Among recent enforcement actions by the SEC were a bar against radio personality Raymond Lucia associating with any investment advisor, broker or dealer, as well as other penalties, for his "Buckets of Money" violations; a freeze on the proceeds of illegal distributions of Biozoom stock; and a freeze on insider trader assets in the case of Onyx Pharmaceuticals. Also, a $9.5 million fine was levied by FINRA and exchanges on Newedge for failing to supervise trading by clients.
'Buckets of Money' Violations Bring Bar, Fines
Radio personality Raymond Lucia Sr., who in September of last year was the target of an SEC administrative proceeding over promoting his "Buckets of Money" strategy while never having backtested it despite claims to the contrary, is the focus of another ruling.
Cameron Elliot, SEC administrative law judge, barred Lucia from associating with any investment advisor, broker or dealer. The judge also revoked investment advisor registrations for him and his firm, Raymond J. Lucia Cos. (RJLC), and also imposed a $50,000 penalty against him and a $250,000 penalty against RJLC. The judge's decision found that that RJLC had violated investment advisor antifraud statutes and that Lucia had aided and abetted RJLC's violations.
Until the SEC got onto his case, Lucia had given investment seminars at which he touted his "Buckets of Money" strategy. At those seminars he claimed that extensive backtesting over extensive bear-market periods proved the strategy's validity. In fact, however, he and his firm had done little, if any, backtesting to verify those claims.
FINRA, Exchanges Hit Newedge With $9.5M Supervisory Fine
FINRA along with BATS Exchange, New York Stock Exchange, NYSE Arca and NASDAQ censured and fined Newedge USA of Chicago $9.5 million for failing to supervise trading by clients that directly accessed U.S. equities markets through Newedge's order routing platform and/or internet service providers (known as "direct market access," or "DMA") or routed orders directly to market centers (known as "sponsored access," or "SA").
Newedge also violated Regulation SHO and SEC Emergency Orders concerning short sales, and failed to obtain and retain books and records.
FINRA and the exchanges found that Newedge did not have sufficient procedures, adequate surveillance tools, or necessary information to monitor DMA and SA client trading. Newedge's supervisory violations occurred over a four-year period, during which numerous internal documents noted the firm's deficiencies. Even after these "red flags" were raised, Newedge did not take adequate steps to satisfy its supervisory obligations, FINRA found.

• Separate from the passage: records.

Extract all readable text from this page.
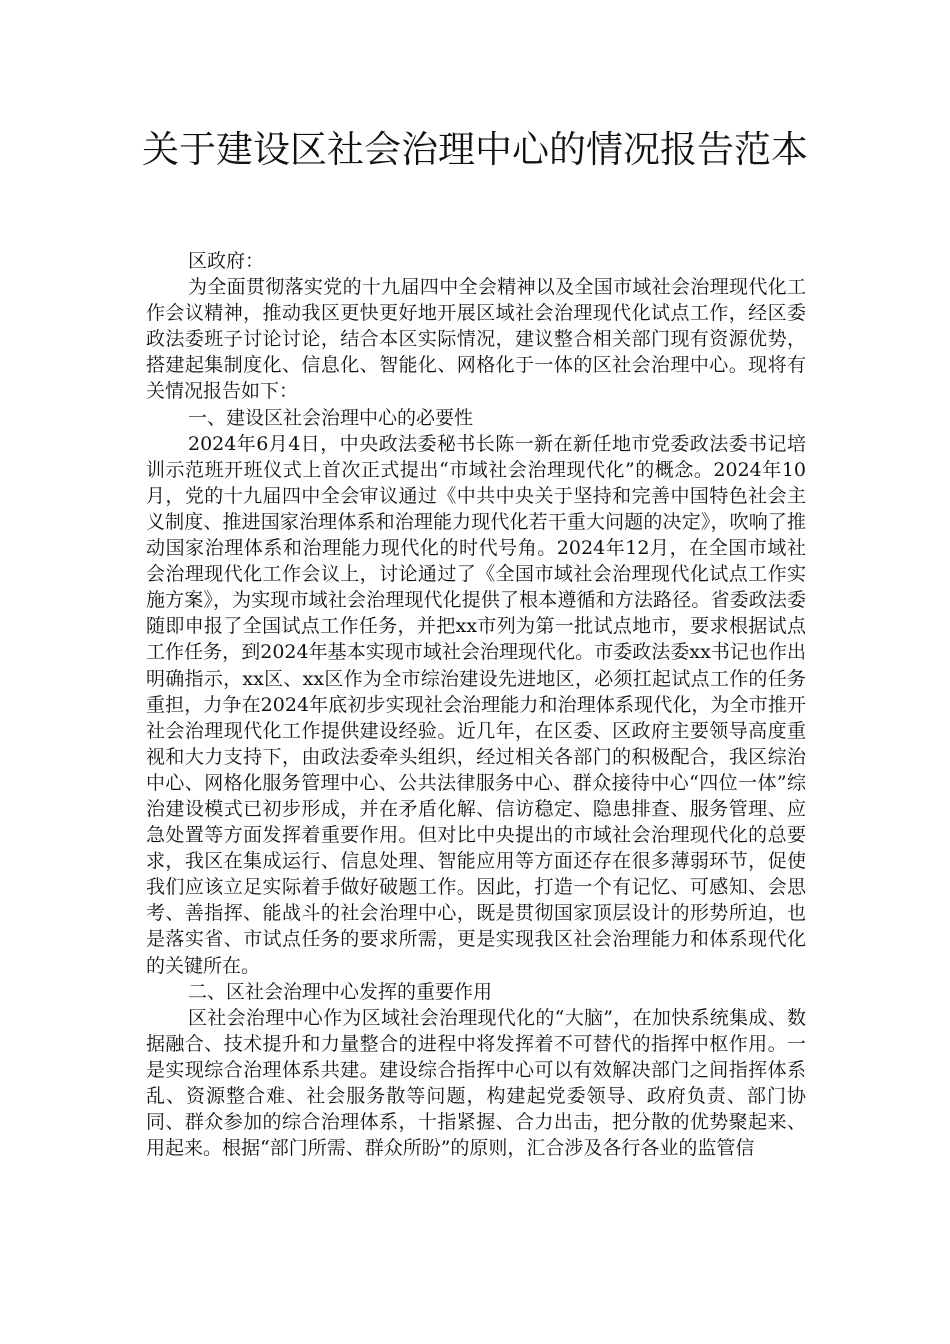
关于建设区社会治理中心的情况报告范本

区政府：

为全面贯彻落实党的十九届四中全会精神以及全国市域社会治理现代化工作会议精神，推动我区更快更好地开展区域社会治理现代化试点工作，经区委政法委班子讨论讨论，结合本区实际情况，建议整合相关部门现有资源优势，搭建起集制度化、信息化、智能化、网格化于一体的区社会治理中心。现将有关情况报告如下：

一、建设区社会治理中心的必要性

2024年6月4日，中央政法委秘书长陈一新在新任地市党委政法委书记培训示范班开班仪式上首次正式提出“市域社会治理现代化”的概念。2024年10月，党的十九届四中全会审议通过《中共中央关于坚持和完善中国特色社会主义制度、推进国家治理体系和治理能力现代化若干重大问题的决定》，吹响了推动国家治理体系和治理能力现代化的时代号角。2024年12月，在全国市域社会治理现代化工作会议上，讨论通过了《全国市域社会治理现代化试点工作实施方案》，为实现市域社会治理现代化提供了根本遵循和方法路径。省委政法委随即申报了全国试点工作任务，并把xx市列为第一批试点地市，要求根据试点工作任务，到2024年基本实现市域社会治理现代化。市委政法委xx书记也作出明确指示，xx区、xx区作为全市综治建设先进地区，必须扛起试点工作的任务重担，力争在2024年底初步实现社会治理能力和治理体系现代化，为全市推开社会治理现代化工作提供建设经验。近几年，在区委、区政府主要领导高度重视和大力支持下，由政法委牵头组织，经过相关各部门的积极配合，我区综治中心、网格化服务管理中心、公共法律服务中心、群众接待中心“四位一体”综治建设模式已初步形成，并在矛盾化解、信访稳定、隐患排查、服务管理、应急处置等方面发挥着重要作用。但对比中央提出的市域社会治理现代化的总要求，我区在集成运行、信息处理、智能应用等方面还存在很多薄弱环节，促使我们应该立足实际着手做好破题工作。因此，打造一个有记忆、可感知、会思考、善指挥、能战斗的社会治理中心，既是贯彻国家顶层设计的形势所迫，也是落实省、市试点任务的要求所需，更是实现我区社会治理能力和体系现代化的关键所在。

二、区社会治理中心发挥的重要作用

区社会治理中心作为区域社会治理现代化的“大脑”，在加快系统集成、数据融合、技术提升和力量整合的进程中将发挥着不可替代的指挥中枢作用。一是实现综合治理体系共建。建设综合指挥中心可以有效解决部门之间指挥体系乱、资源整合难、社会服务散等问题，构建起党委领导、政府负责、部门协同、群众参加的综合治理体系，十指紧握、合力出击，把分散的优势聚起来、用起来。根据“部门所需、群众所盼”的原则，汇合涉及各行各业的监管信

Purse Maker-Turned-Biomed Developer Is Focus of Insider Trading Case
Eight Argentine citizens have been charged, and their U.S. brokerage accounts frozen, on allegations of insider trading in the unregistered sale of millions of shares of Biozoom. Two other Argentine citizens who owned Biozoom shares but had not yet sold them have also seen the assets in their U.S. brokerage accounts frozen. Trading in the company's shares was suspended the last week of June on concerns that insider trading was taking place.
In April, Biozoom, formerly Entertainment Art, announced that it was changing its name and making a drastic change in its business model; instead of producing leather bags, it was going to develop biomedical technology. The ten defendants, from March to June 2013, received more than 20 million shares of Entertainment Art; that amounted to one-third of the company's total outstanding shares. The defendants claimed to have acquired the bulk of the shares in March from Entertainment Art shareholders who had bought them in private placements that began in 2007. While each of the defendants provided stock purchase agreements between themselves and the former shareholders that were purportedly signed by the defendants and those shareholders, the Entertainment Art investors had actually sold all their stock in the company nearly four years before, in 2009; That, said the SEC, made the documents false.